Small query changes, big infrastructure savings

Most database performance problems don't need a bigger instance. They need a better query.

I've seen teams throw money at RDS upgrades, read replicas, and caching layers when the real fix was a missing index or a poorly written JOIN.

Start with EXPLAIN

Before optimizing anything, look at the execution plan.

EXPLAIN ANALYZE
SELECT o.id, o.total, c.name
FROM orders o
JOIN customers c ON c.id = o.customer_id
WHERE o.created_at > now() - interval '30 days'
AND o.status = 'completed';

Sequential scan on millions of rows? That's your problem. Not the hardware.

Indexes that matter

Don't add indexes randomly. Every index costs write performance and storage.

Composite indexes. Filtering by status and created_at together? One composite index beats two separate ones. Equality first, range second.

CREATE INDEX idx_orders_status_created ON orders (status, created_at);

Covering indexes. Query only needs a few columns? Include them. PostgreSQL answers from the index without touching the table.

CREATE INDEX idx_orders_covering ON orders (status, created_at) INCLUDE (total);

Partial indexes. 90% of queries filter status = 'active'? Don't index the rest.

CREATE INDEX idx_orders_active ON orders (created_at) WHERE status = 'active';

N+1 queries

Fetch 100 orders, loop to fetch each customer. 101 database calls. Fix with a JOIN or batch query. 2-second endpoint becomes 50ms.

SELECT *

Select what you need. Wide rows with JSON blobs destroy throughput. The database reads entire rows from disk even for an ID and a timestamp.

Pagination

OFFSET 10000 LIMIT 20 reads and discards 10,000 rows. Use cursor-based pagination.

SELECT id, total, created_at
FROM orders
WHERE created_at < '2026-03-01T10:00:00Z'
ORDER BY created_at DESC
LIMIT 20;

Constant performance regardless of depth.

Connection pools and Lambdas don't mix

Connection pooling is essential for database performance. Opening a new connection is expensive: TCP handshake, TLS negotiation, authentication, memory allocation on the server.

The problem is that Lambda functions don't fit this model at all.

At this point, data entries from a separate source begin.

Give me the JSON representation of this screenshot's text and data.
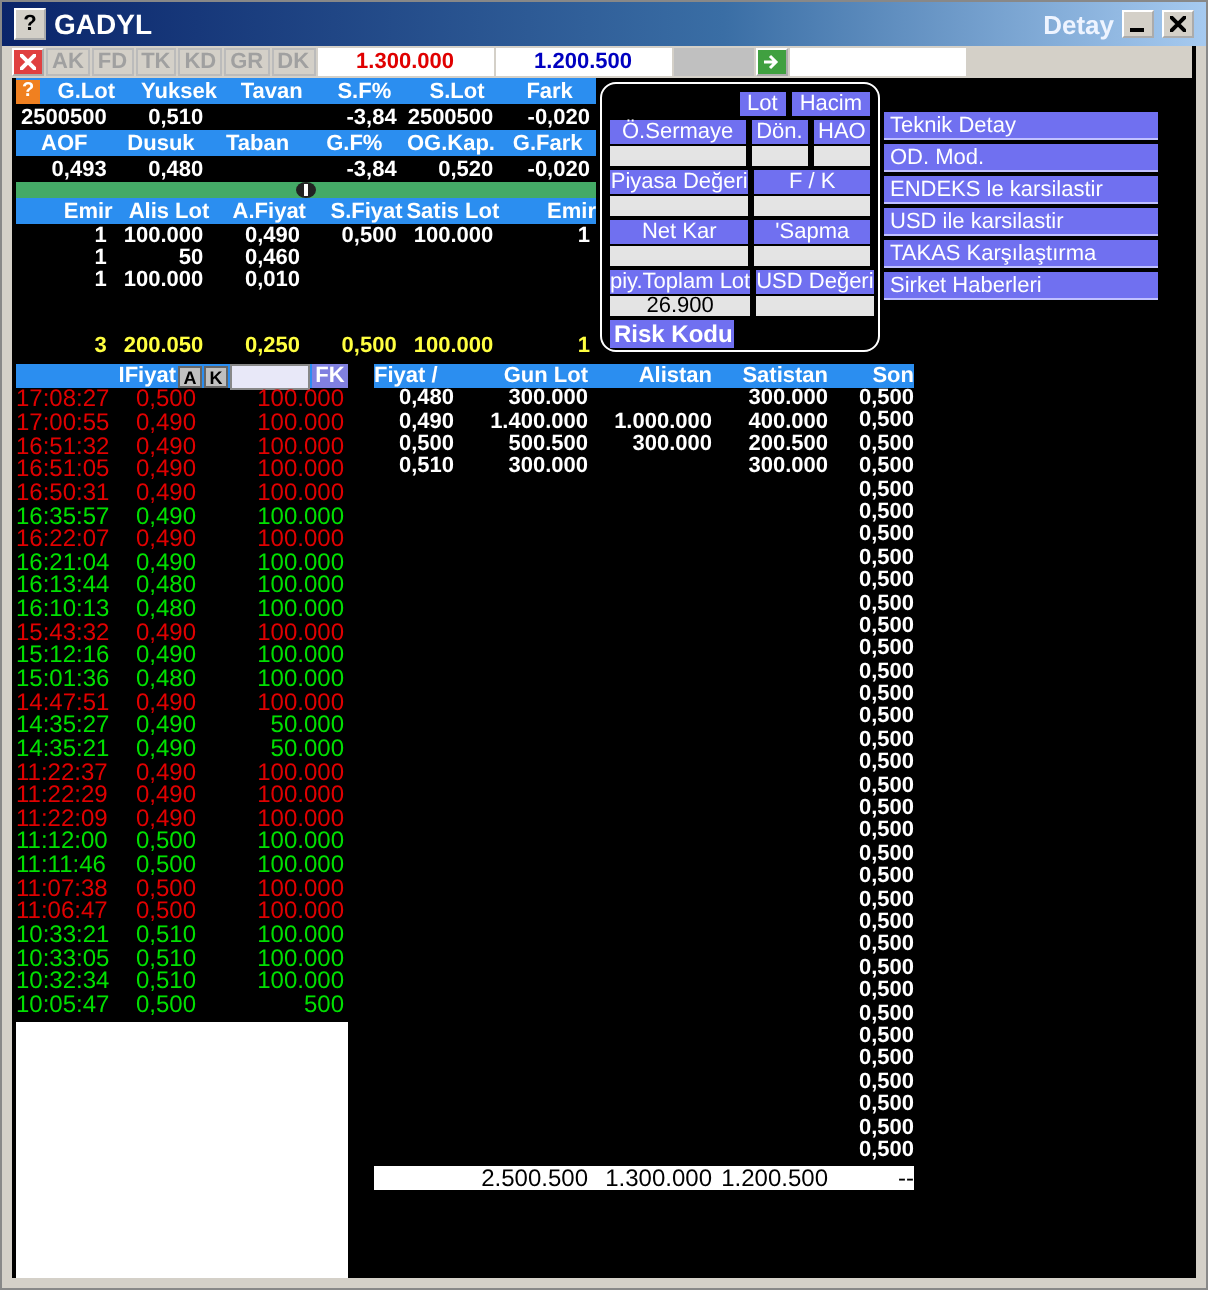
{
  "window": {
    "help_icon": "?",
    "title": "GADYL",
    "subtitle": "Detay"
  },
  "stats_help_icon": "?",
  "toolbar": {
    "buttons": [
      {
        "label": "AK",
        "disabled": true
      },
      {
        "label": "FD",
        "disabled": true
      },
      {
        "label": "TK",
        "disabled": true
      },
      {
        "label": "KD",
        "disabled": true
      },
      {
        "label": "GR",
        "disabled": true
      },
      {
        "label": "DK",
        "disabled": true
      }
    ],
    "bid_value": "1.300.000",
    "ask_value": "1.200.500"
  },
  "stats": [
    [
      {
        "header": "G.Lot",
        "value": "2500500"
      },
      {
        "header": "Yuksek",
        "value": "0,510"
      },
      {
        "header": "Tavan"
      },
      {
        "header": "S.F%",
        "value": "-3,84"
      },
      {
        "header": "S.Lot",
        "value": "2500500"
      },
      {
        "header": "Fark",
        "value": "-0,020"
      }
    ],
    [
      {
        "header": "AOF",
        "value": "0,493"
      },
      {
        "header": "Dusuk",
        "value": "0,480"
      },
      {
        "header": "Taban"
      },
      {
        "header": "G.F%",
        "value": "-3,84"
      },
      {
        "header": "OG.Kap.",
        "value": "0,520"
      },
      {
        "header": "G.Fark",
        "value": "-0,020"
      }
    ]
  ],
  "order_book": {
    "columns": [
      "Emir",
      "Alis Lot",
      "A.Fiyat",
      "S.Fiyat",
      "Satis Lot",
      "Emir"
    ],
    "rows": [
      [
        "1",
        "100.000",
        "0,490",
        "0,500",
        "100.000",
        "1"
      ],
      [
        "1",
        "50",
        "0,460",
        "",
        "",
        ""
      ],
      [
        "1",
        "100.000",
        "0,010",
        "",
        "",
        ""
      ]
    ],
    "total": [
      "3",
      "200.050",
      "0,250",
      "0,500",
      "100.000",
      "1"
    ]
  },
  "info_panel": {
    "tabs": [
      {
        "label": "Lot"
      },
      {
        "label": "Hacim"
      }
    ],
    "field_rows": [
      [
        {
          "label": "Ö.Sermaye"
        },
        {
          "label": "Dön."
        },
        {
          "label": "HAO"
        }
      ],
      [
        {
          "label": "Piyasa Değeri"
        },
        {
          "label": "F / K"
        }
      ],
      [
        {
          "label": "Net Kar"
        },
        {
          "label": "'Sapma"
        }
      ],
      [
        {
          "label": "piy.Toplam Lot",
          "value": "26.900"
        },
        {
          "label": "USD Değeri"
        }
      ]
    ],
    "risk_label": "Risk Kodu"
  },
  "links": [
    "Teknik Detay",
    "OD. Mod.",
    "ENDEKS le karsilastir",
    "USD ile karsilastir",
    "TAKAS Karşılaştırma",
    "Sirket Haberleri"
  ],
  "trades": {
    "header": "IFiyat",
    "buttons": [
      "A",
      "K"
    ],
    "filter_button": "FK",
    "rows": [
      {
        "time": "17:08:27",
        "price": "0,500",
        "lot": "100.000",
        "color": "#e00000"
      },
      {
        "time": "17:00:55",
        "price": "0,490",
        "lot": "100.000",
        "color": "#e00000"
      },
      {
        "time": "16:51:32",
        "price": "0,490",
        "lot": "100.000",
        "color": "#e00000"
      },
      {
        "time": "16:51:05",
        "price": "0,490",
        "lot": "100.000",
        "color": "#e00000"
      },
      {
        "time": "16:50:31",
        "price": "0,490",
        "lot": "100.000",
        "color": "#e00000"
      },
      {
        "time": "16:35:57",
        "price": "0,490",
        "lot": "100.000",
        "color": "#00e000"
      },
      {
        "time": "16:22:07",
        "price": "0,490",
        "lot": "100.000",
        "color": "#e00000"
      },
      {
        "time": "16:21:04",
        "price": "0,490",
        "lot": "100.000",
        "color": "#00e000"
      },
      {
        "time": "16:13:44",
        "price": "0,480",
        "lot": "100.000",
        "color": "#00e000"
      },
      {
        "time": "16:10:13",
        "price": "0,480",
        "lot": "100.000",
        "color": "#00e000"
      },
      {
        "time": "15:43:32",
        "price": "0,490",
        "lot": "100.000",
        "color": "#e00000"
      },
      {
        "time": "15:12:16",
        "price": "0,490",
        "lot": "100.000",
        "color": "#00e000"
      },
      {
        "time": "15:01:36",
        "price": "0,480",
        "lot": "100.000",
        "color": "#00e000"
      },
      {
        "time": "14:47:51",
        "price": "0,490",
        "lot": "100.000",
        "color": "#e00000"
      },
      {
        "time": "14:35:27",
        "price": "0,490",
        "lot": "50.000",
        "color": "#00e000"
      },
      {
        "time": "14:35:21",
        "price": "0,490",
        "lot": "50.000",
        "color": "#00e000"
      },
      {
        "time": "11:22:37",
        "price": "0,490",
        "lot": "100.000",
        "color": "#e00000"
      },
      {
        "time": "11:22:29",
        "price": "0,490",
        "lot": "100.000",
        "color": "#e00000"
      },
      {
        "time": "11:22:09",
        "price": "0,490",
        "lot": "100.000",
        "color": "#e00000"
      },
      {
        "time": "11:12:00",
        "price": "0,500",
        "lot": "100.000",
        "color": "#00e000"
      },
      {
        "time": "11:11:46",
        "price": "0,500",
        "lot": "100.000",
        "color": "#00e000"
      },
      {
        "time": "11:07:38",
        "price": "0,500",
        "lot": "100.000",
        "color": "#e00000"
      },
      {
        "time": "11:06:47",
        "price": "0,500",
        "lot": "100.000",
        "color": "#e00000"
      },
      {
        "time": "10:33:21",
        "price": "0,510",
        "lot": "100.000",
        "color": "#00e000"
      },
      {
        "time": "10:33:05",
        "price": "0,510",
        "lot": "100.000",
        "color": "#00e000"
      },
      {
        "time": "10:32:34",
        "price": "0,510",
        "lot": "100.000",
        "color": "#00e000"
      },
      {
        "time": "10:05:47",
        "price": "0,500",
        "lot": "500",
        "color": "#00e000"
      }
    ]
  },
  "depth": {
    "columns": [
      "Fiyat /",
      "Gun Lot",
      "Alistan",
      "Satistan",
      "Son"
    ],
    "rows": [
      [
        "0,480",
        "300.000",
        "",
        "300.000"
      ],
      [
        "0,490",
        "1.400.000",
        "1.000.000",
        "400.000"
      ],
      [
        "0,500",
        "500.500",
        "300.000",
        "200.500"
      ],
      [
        "0,510",
        "300.000",
        "",
        "300.000"
      ]
    ],
    "last_prices": [
      "0,500",
      "0,500",
      "0,500",
      "0,500",
      "0,500",
      "0,500",
      "0,500",
      "0,500",
      "0,500",
      "0,500",
      "0,500",
      "0,500",
      "0,500",
      "0,500",
      "0,500",
      "0,500",
      "0,500",
      "0,500",
      "0,500",
      "0,500",
      "0,500",
      "0,500",
      "0,500",
      "0,500",
      "0,500",
      "0,500",
      "0,500",
      "0,500",
      "0,500",
      "0,500",
      "0,500",
      "0,500",
      "0,500",
      "0,500"
    ],
    "total": [
      "2.500.500",
      "1.300.000",
      "1.200.500",
      "--"
    ]
  }
}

Every Lambda invocation is potentially a new execution environment. Cold starts mean new connections. Warm containers hold connections that may be stale or already closed by the server. Scale to 500 concurrent Lambdas and you have 500 connections hitting your database, each opened independently, with no shared pool.

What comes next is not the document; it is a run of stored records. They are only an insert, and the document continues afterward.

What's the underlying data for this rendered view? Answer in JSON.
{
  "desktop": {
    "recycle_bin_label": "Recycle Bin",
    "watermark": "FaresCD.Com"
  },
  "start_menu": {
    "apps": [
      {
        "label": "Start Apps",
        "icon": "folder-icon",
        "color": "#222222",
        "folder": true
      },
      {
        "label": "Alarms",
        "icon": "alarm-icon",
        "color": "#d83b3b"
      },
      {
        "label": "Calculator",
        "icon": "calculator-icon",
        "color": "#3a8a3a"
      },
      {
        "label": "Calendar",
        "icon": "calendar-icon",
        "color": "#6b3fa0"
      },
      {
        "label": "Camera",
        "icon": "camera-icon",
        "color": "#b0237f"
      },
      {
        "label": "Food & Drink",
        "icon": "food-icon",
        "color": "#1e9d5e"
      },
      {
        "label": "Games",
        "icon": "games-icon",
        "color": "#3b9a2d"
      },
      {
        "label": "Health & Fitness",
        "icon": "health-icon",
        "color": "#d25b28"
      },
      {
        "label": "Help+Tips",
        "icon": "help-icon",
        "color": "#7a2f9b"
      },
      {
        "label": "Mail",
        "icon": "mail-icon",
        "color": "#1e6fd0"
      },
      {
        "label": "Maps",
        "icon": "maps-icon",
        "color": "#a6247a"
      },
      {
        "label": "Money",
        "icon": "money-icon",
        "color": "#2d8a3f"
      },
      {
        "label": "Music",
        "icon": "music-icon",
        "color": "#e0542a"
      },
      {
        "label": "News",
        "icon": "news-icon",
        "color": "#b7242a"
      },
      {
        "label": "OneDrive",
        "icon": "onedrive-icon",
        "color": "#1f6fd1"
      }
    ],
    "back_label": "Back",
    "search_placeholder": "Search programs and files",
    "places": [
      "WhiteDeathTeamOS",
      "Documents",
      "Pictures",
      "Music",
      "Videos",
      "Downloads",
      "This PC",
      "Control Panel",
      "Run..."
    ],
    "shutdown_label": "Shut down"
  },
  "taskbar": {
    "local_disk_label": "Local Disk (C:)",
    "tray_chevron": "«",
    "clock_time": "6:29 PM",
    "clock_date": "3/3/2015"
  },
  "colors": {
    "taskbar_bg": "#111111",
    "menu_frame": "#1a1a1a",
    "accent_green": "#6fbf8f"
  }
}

PostgreSQL has a hard limit on connections. Default is 100. Even with max_connections cranked up, each connection consumes memory on the server. 500 Lambda connections on a db.t3.medium will choke it.

RDS Proxy is AWS's answer to this. It sits between Lambda and the database, managing a connection pool server-side. Lambda connects to the proxy, the proxy multiplexes to a smaller set of real database connections.

It works. But it adds latency, costs money, and introduces another failure point. You're paying to solve a problem that exists because the compute model doesn't match the database model.

The real question is whether Lambda is the right choice when you have heavy database access. If every invocation needs a database connection, you're fighting the architecture. A long-running service with a proper connection pool (ECS, EKS, EC2) handles this natively. No proxy, no cold start connection overhead, no connection explosion.

Lambda is great for event-driven, stateless work. Queue processing, webhook handlers, image transforms. But for request-heavy workloads with database dependencies, the connection management tax is real and ongoing.

Pick the compute model that fits the access pattern. Don't bolt on infrastructure to make a mismatch work.

Monitor your queries

Turn on pg_stat_statements. Sort by total time. Top 5 queries are eating your database alive. Optimize by data, not gut feeling.

The point

Proper indexes, efficient queries, smart pagination, the right compute model for database access. Simple moves that compound into massive savings.

The expensive instance is almost never the answer.